“Sim, é uma guerra civil. E Houla poderia ser o ponto de ruptura. E agora a ONU é testemunha. Mas o partido Baaz tem raízes mais profundas que o sangue – perguntem a qualquer libanês – e nós, no Ocidente, logo nos esqueceremos de Hula, quando outra imagem de morte no YouTube aparecer em nossas telas da campina síria. Ou do Iêmen. Ou da próxima revolução”, escreve o jornalista Robert Fisk, em artigo publicado no jornal argentino Página/12, 30-05-2012. A tradução é do Cepat.

Eis o artigo.

Bashar Al Assad sairá incólume desta. Como saiu de Deraa. E de Homs. Sairá incólume de Hula. O mesmo acontecerá com a oposição armada ao regime e com a Al Qaida e qualquer outro grupo que aderir à tragédia da Síria. Sim, talvez seja este o momento crítico, o ponto de ruptura do horror, quando o colapso baazista se tornar inevitável, mais que provável.

Pode ser que o querido William Hague, ministro britânico do Exterior, esteja absolutamente horrorizado. A ONU também. Todos estão. Mas uma centena de Houlas atapetam o Oriente Médio, com suas crianças mortas empilham as estatísticas, estando facas, cordas e rifles entre as armas homicidas.

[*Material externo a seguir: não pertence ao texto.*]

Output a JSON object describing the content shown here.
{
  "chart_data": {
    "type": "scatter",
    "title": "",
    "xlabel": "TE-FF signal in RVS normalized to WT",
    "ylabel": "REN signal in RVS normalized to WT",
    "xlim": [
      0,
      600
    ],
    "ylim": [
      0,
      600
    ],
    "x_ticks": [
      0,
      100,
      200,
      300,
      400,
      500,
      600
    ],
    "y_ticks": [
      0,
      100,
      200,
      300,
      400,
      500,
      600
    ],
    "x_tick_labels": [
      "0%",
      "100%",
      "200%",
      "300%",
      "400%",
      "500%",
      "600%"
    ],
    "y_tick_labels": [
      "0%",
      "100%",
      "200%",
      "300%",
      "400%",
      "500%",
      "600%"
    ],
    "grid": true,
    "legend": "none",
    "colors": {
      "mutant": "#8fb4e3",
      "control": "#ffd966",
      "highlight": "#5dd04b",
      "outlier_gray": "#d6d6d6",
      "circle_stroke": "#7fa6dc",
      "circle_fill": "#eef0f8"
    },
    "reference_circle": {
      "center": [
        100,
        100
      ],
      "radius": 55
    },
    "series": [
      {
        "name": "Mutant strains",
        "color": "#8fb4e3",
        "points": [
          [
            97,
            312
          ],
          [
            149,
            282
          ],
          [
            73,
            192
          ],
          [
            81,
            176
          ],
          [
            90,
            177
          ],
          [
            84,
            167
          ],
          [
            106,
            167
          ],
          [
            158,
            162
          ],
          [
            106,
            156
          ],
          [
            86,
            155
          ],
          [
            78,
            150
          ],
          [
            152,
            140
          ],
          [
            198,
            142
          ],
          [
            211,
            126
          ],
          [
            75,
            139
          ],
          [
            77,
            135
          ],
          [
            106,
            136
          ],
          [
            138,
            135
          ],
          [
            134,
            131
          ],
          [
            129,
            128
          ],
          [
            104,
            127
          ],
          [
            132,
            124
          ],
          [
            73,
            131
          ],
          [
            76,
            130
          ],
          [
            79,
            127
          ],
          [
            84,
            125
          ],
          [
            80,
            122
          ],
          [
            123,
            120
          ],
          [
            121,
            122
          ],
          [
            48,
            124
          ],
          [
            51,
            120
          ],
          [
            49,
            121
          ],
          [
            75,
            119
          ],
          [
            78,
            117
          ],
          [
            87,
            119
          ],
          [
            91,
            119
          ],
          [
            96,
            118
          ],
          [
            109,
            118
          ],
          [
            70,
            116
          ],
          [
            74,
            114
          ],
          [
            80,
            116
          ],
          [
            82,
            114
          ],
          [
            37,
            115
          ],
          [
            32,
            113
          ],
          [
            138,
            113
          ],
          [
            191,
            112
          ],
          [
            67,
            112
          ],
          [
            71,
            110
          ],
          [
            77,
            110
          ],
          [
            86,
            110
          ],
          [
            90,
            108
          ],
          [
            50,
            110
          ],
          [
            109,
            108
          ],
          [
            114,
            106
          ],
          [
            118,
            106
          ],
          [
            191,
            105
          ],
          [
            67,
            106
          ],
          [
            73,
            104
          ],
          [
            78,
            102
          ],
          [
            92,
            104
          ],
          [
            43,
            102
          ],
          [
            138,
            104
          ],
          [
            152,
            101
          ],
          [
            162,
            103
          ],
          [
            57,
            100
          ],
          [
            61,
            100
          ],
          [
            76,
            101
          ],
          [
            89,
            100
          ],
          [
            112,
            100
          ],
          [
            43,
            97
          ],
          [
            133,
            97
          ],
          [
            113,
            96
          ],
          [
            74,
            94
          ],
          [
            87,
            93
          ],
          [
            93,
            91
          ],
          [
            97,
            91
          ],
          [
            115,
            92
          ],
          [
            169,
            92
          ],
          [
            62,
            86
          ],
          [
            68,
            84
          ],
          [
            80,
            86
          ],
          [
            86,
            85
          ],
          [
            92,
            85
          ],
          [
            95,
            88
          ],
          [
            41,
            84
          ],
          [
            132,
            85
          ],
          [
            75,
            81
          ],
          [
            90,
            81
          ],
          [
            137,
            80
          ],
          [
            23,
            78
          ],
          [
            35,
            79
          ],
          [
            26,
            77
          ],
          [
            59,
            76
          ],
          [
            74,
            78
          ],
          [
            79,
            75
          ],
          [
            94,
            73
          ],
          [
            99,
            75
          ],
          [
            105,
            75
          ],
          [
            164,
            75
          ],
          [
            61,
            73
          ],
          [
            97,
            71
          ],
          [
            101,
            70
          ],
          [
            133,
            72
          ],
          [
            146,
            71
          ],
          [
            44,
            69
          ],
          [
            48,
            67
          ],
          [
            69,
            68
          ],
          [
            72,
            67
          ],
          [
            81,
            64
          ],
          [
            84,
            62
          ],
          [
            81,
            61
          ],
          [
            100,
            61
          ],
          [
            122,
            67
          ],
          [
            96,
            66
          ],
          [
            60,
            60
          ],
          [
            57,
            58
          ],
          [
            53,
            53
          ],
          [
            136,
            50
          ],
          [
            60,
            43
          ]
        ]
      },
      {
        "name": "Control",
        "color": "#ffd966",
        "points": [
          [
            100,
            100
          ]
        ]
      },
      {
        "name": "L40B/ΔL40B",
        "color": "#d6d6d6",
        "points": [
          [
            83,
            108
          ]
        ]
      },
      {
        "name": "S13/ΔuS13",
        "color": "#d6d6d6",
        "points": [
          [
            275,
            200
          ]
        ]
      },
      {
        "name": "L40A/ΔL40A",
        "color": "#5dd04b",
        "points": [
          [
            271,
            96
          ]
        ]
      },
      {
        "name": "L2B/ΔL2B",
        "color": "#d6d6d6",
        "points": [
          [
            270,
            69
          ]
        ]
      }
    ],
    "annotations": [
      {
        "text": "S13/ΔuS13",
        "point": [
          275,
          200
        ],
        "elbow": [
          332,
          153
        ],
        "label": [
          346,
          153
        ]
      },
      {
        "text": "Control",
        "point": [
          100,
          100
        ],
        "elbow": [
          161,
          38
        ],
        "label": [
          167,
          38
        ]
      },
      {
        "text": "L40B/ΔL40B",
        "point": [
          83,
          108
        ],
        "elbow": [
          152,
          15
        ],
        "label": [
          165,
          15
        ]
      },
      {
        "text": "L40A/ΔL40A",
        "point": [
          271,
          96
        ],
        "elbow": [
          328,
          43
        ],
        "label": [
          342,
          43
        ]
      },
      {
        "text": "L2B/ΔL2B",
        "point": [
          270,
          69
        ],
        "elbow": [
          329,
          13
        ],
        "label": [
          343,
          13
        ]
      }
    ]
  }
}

E o que aconteceria se os soldados de Assad deixassem que a milícia alauita fizesse para eles o trabalho sujo? Acaso a FLN (Frente de Libertação Nacional) argelina não usou as unidades da Guarda da Pátria para assassinar os seus opositores na década de 1990? Kadafi não empregou, no ano passado, os seus leais milicianos e Mubarak os seus drogados ex-policiais, os baltagi, para arrasar os opositores do regime? Acaso Israel não se valeu de seus aliados falangistas libaneses para intimidar e matar os seus opositores no Líbano? Não foi tudo isso também governar assassinando? E, pensando bem, não foram as forças especiais de Rifaat, o tio de Bashar al Assad, que massacraram os insurgentes de Hama em 1982? (Não digam isto em voz muito alta, porque Rifaat vive agora entre Paris e Londres.) Então, quem acredita em Bashar não pode sair incólume de Hula?

O paralelismo com a Argélia é estremecedor. Os líderes corruptos da FLN queriam uma democracia, chegaram inclusive a convocar eleições. Mas uma vez que ficou claro que a oposição islamista – a infortunada Frente Islâmica da Salvação – venceria, o governo declarou guerra aos terroristas que tentavam destruir a Argélia. Sitiaram aldeias, bombardearam cidades – tudo em nome do combate ao terror – até que a oposição começou a massacrar civis nos arredores de Blida, milhares deles: bebês com a garganta cortada, mulheres violadas. E depois aconteceu que o exército argelino também participou das chacinas. Onde diz Hula, leiam Bentalha, lugar que todos esquecemos, assim como esqueceremos Hula também.

E nós ocidentais bufamos e ficamos ofegantes e apelamos aos dois lados na Argélia para mostrar contenção, mas queríamos estabilidade na antiga colônia francesa – não esqueçamos que a Síria é um antigo território sob mandato francês –, e estávamos muito preocupados com o fato de que insurgentes ao estilo Al Qaeda se adonassem da Argélia, assim que, finalmente, os Estados Unidos apoiaram os militares argelinos do mesmo modo que os russos apóiam hoje os militares sírios. E a FLN saiu incólume depois de 200.000 mortos, comparados com os apenas 100.000 que produziu até agora a guerra na Síria.

E vale a pena recordar que, confrontados com a insurreição da década de 1990, os argelinos buscaram desesperadamente países aos quais recorrer em busca de conselho. Escolheram a Síria, então sob o império de Hafez Assad, e enviaram uma delegação militar a Damasco para aprender como o regime destruiu Hama em 1982. Agora os norte-americanos – que há seis meses apresentavam Bashar como um morto em vida – preferem um final tipo Iêmen à guerra na Síria, como se a crise iememita não fosse o bastante sangrenta por si. Mas substituir Assad por um assassino da mesma espécie (a solução de Sanaa) não é algo que os sírios estejam dispostos a aceitar.

Sim, é uma guerra civil. E Hula poderia ser o ponto de ruptura. E agora a ONU é testemunha. Mas o partido Baaz tem raízes mais profundas que o sangue – perguntem a qualquer libanês – e nós, no Ocidente, logo nos esqueceremos de Hula, quando outra imagem de morte no YouTube aparecer em nossas telas da campina síria. Ou do Iêmen. Ou da próxima revolução.